3. М. Шелер, Г. Марсель, Μ. Мерло-Понти о науке

Подобную гуссерлевской развивали критику науки и другие философы феноменологической школы. М. Шелер (1874-1928), «феноменолог № 2» после Гуссерля, аналогично уподоблял научные знания собранию предписаний для стрелочника железнодорожной станции, сидящего за своим пультом, который «знает», что если загорится лампочка № 1, говорящая о подходе поезда по первому пути, то он должен нажать кнопку № 2 (перевод стрелки), а если лампочка № 2, то он должен нажать кнопку № 5, и т. д.[67] И этому стрелочнику не нужно, собственно говоря, даже точно знать, что обозначают сигналы лампочек и нажатия кнопок; главное, что от него требуется, это аккуратность… Шелер прав. Действительно, если мы не имеем непосредственного контакта с реальностью, если этот контакт опосредован множеством достаточно сомнительных гипотез (постулатов), то практически мы уподобляемся этому стрелочнику. Мы никогда не знаем точно, с чем мы имеем дело. Мы только знаем, что если на «входящий» сигнал № 1 мы ответим действием № 2, то с достаточной вероятностью «на выходе» мы получим ожидаемую реакцию… Практически мы занимаемся не познанием, мы занимаемся управлением. Роль компьютерной и всей информационной техники в нашей цивилизации и науке совершенно неслучайна. Помимо собственно позитивного использования компьютерной техники в научном исследовании – как вычислительного средства! – эта техника служит и осязательным символом нашего метода познания, фактически заменяющего проблему познания проблемой управления.
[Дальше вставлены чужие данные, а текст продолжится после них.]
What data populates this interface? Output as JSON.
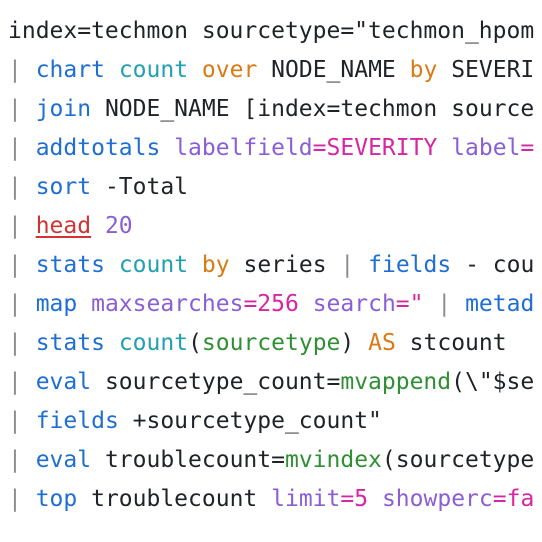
{
  "editor": {
    "lines": [
      {
        "tokens": [
          {
            "text": "index=techmon sourcetype=\"techmon_hpom",
            "role": "plain"
          }
        ]
      },
      {
        "tokens": [
          {
            "text": "| ",
            "role": "pipe"
          },
          {
            "text": "chart",
            "role": "cmd"
          },
          {
            "text": " ",
            "role": "plain"
          },
          {
            "text": "count",
            "role": "fn"
          },
          {
            "text": " ",
            "role": "plain"
          },
          {
            "text": "over",
            "role": "kw"
          },
          {
            "text": " NODE_NAME ",
            "role": "plain"
          },
          {
            "text": "by",
            "role": "kw"
          },
          {
            "text": " SEVERI",
            "role": "plain"
          }
        ]
      },
      {
        "tokens": [
          {
            "text": "| ",
            "role": "pipe"
          },
          {
            "text": "join",
            "role": "cmd"
          },
          {
            "text": " NODE_NAME [index=techmon source",
            "role": "plain"
          }
        ]
      },
      {
        "tokens": [
          {
            "text": "| ",
            "role": "pipe"
          },
          {
            "text": "addtotals",
            "role": "cmd"
          },
          {
            "text": " ",
            "role": "plain"
          },
          {
            "text": "labelfield",
            "role": "arg"
          },
          {
            "text": "=",
            "role": "op"
          },
          {
            "text": "SEVERITY",
            "role": "op"
          },
          {
            "text": " ",
            "role": "plain"
          },
          {
            "text": "label",
            "role": "arg"
          },
          {
            "text": "=",
            "role": "op"
          }
        ]
      },
      {
        "tokens": [
          {
            "text": "| ",
            "role": "pipe"
          },
          {
            "text": "sort",
            "role": "cmd"
          },
          {
            "text": " -Total",
            "role": "plain"
          }
        ]
      },
      {
        "tokens": [
          {
            "text": "| ",
            "role": "pipe"
          },
          {
            "text": "head",
            "role": "head"
          },
          {
            "text": " ",
            "role": "plain"
          },
          {
            "text": "20",
            "role": "num"
          }
        ]
      },
      {
        "tokens": [
          {
            "text": "| ",
            "role": "pipe"
          },
          {
            "text": "stats",
            "role": "cmd"
          },
          {
            "text": " ",
            "role": "plain"
          },
          {
            "text": "count",
            "role": "fn"
          },
          {
            "text": " ",
            "role": "plain"
          },
          {
            "text": "by",
            "role": "kw"
          },
          {
            "text": " series ",
            "role": "plain"
          },
          {
            "text": "|",
            "role": "pipe"
          },
          {
            "text": " ",
            "role": "plain"
          },
          {
            "text": "fields",
            "role": "cmd"
          },
          {
            "text": " - cou",
            "role": "plain"
          }
        ]
      },
      {
        "tokens": [
          {
            "text": "| ",
            "role": "pipe"
          },
          {
            "text": "map",
            "role": "cmd"
          },
          {
            "text": " ",
            "role": "plain"
          },
          {
            "text": "maxsearches",
            "role": "arg"
          },
          {
            "text": "=",
            "role": "op"
          },
          {
            "text": "256",
            "role": "op"
          },
          {
            "text": " ",
            "role": "plain"
          },
          {
            "text": "search",
            "role": "arg"
          },
          {
            "text": "=",
            "role": "op"
          },
          {
            "text": "\" ",
            "role": "op"
          },
          {
            "text": "|",
            "role": "pipe"
          },
          {
            "text": " ",
            "role": "plain"
          },
          {
            "text": "metad",
            "role": "cmd"
          }
        ]
      },
      {
        "tokens": [
          {
            "text": "| ",
            "role": "pipe"
          },
          {
            "text": "stats",
            "role": "cmd"
          },
          {
            "text": " ",
            "role": "plain"
          },
          {
            "text": "count",
            "role": "fn"
          },
          {
            "text": "(",
            "role": "plain"
          },
          {
            "text": "sourcetype",
            "role": "eval-fn"
          },
          {
            "text": ") ",
            "role": "plain"
          },
          {
            "text": "AS",
            "role": "kw"
          },
          {
            "text": " stcount",
            "role": "plain"
          }
        ]
      },
      {
        "tokens": [
          {
            "text": "| ",
            "role": "pipe"
          },
          {
            "text": "eval",
            "role": "cmd"
          },
          {
            "text": " sourcetype_count=",
            "role": "plain"
          },
          {
            "text": "mvappend",
            "role": "eval-fn"
          },
          {
            "text": "(\\\"$se",
            "role": "plain"
          }
        ]
      },
      {
        "tokens": [
          {
            "text": "| ",
            "role": "pipe"
          },
          {
            "text": "fields",
            "role": "cmd"
          },
          {
            "text": " +sourcetype_count\"",
            "role": "plain"
          }
        ]
      },
      {
        "tokens": [
          {
            "text": "| ",
            "role": "pipe"
          },
          {
            "text": "eval",
            "role": "cmd"
          },
          {
            "text": " troublecount=",
            "role": "plain"
          },
          {
            "text": "mvindex",
            "role": "eval-fn"
          },
          {
            "text": "(sourcetype",
            "role": "plain"
          }
        ]
      },
      {
        "tokens": [
          {
            "text": "| ",
            "role": "pipe"
          },
          {
            "text": "top",
            "role": "cmd"
          },
          {
            "text": " troublecount ",
            "role": "plain"
          },
          {
            "text": "limit",
            "role": "arg"
          },
          {
            "text": "=",
            "role": "op"
          },
          {
            "text": "5",
            "role": "op"
          },
          {
            "text": " ",
            "role": "plain"
          },
          {
            "text": "showperc",
            "role": "arg"
          },
          {
            "text": "=",
            "role": "op"
          },
          {
            "text": "fa",
            "role": "op"
          }
        ]
      }
    ]
  },
  "colors": {
    "pipe": "#8c8c8c",
    "command": "#1e6fd1",
    "function": "#20a0b0",
    "keyword": "#d97a14",
    "argument": "#8a5fd6",
    "operator_value": "#d726a3",
    "eval_function": "#2f8f33",
    "head_link": "#d03434",
    "text": "#1f2328",
    "background": "#ffffff"
  }
}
Противопоставляя феноменологический метод познания традиционному, основанному на предвзятой метафизике, Шелер справедливо упрекал последний в символичности. Все наше научное познание символично, научные схемы вещей и процессов лишь символизируют реальные вещи, они верны лишь при условии некоторых предпосылок, нередко довольно проблематичных. Наука, как и искусство, дает нам знание не самой реальности, а представляет только лишь символы этой реальности. «В науке красный цвет есть тот X, который соответствует этому движению, этому нервному процессу, этому ощущению. Но сам X не дан. Тут как бы один вексель меняют на другой, причем залогом служит красное. И пока мы остаемся в пределах науки, с этими векселями, которые выданы под красное, можно совершать бесконечно многообразные сделки, но они никогда не будут окончательно погашены»[68]. Погасить эти векселя может только обращение к «самим вещам», которое сознательно культивирует феноменологический метод.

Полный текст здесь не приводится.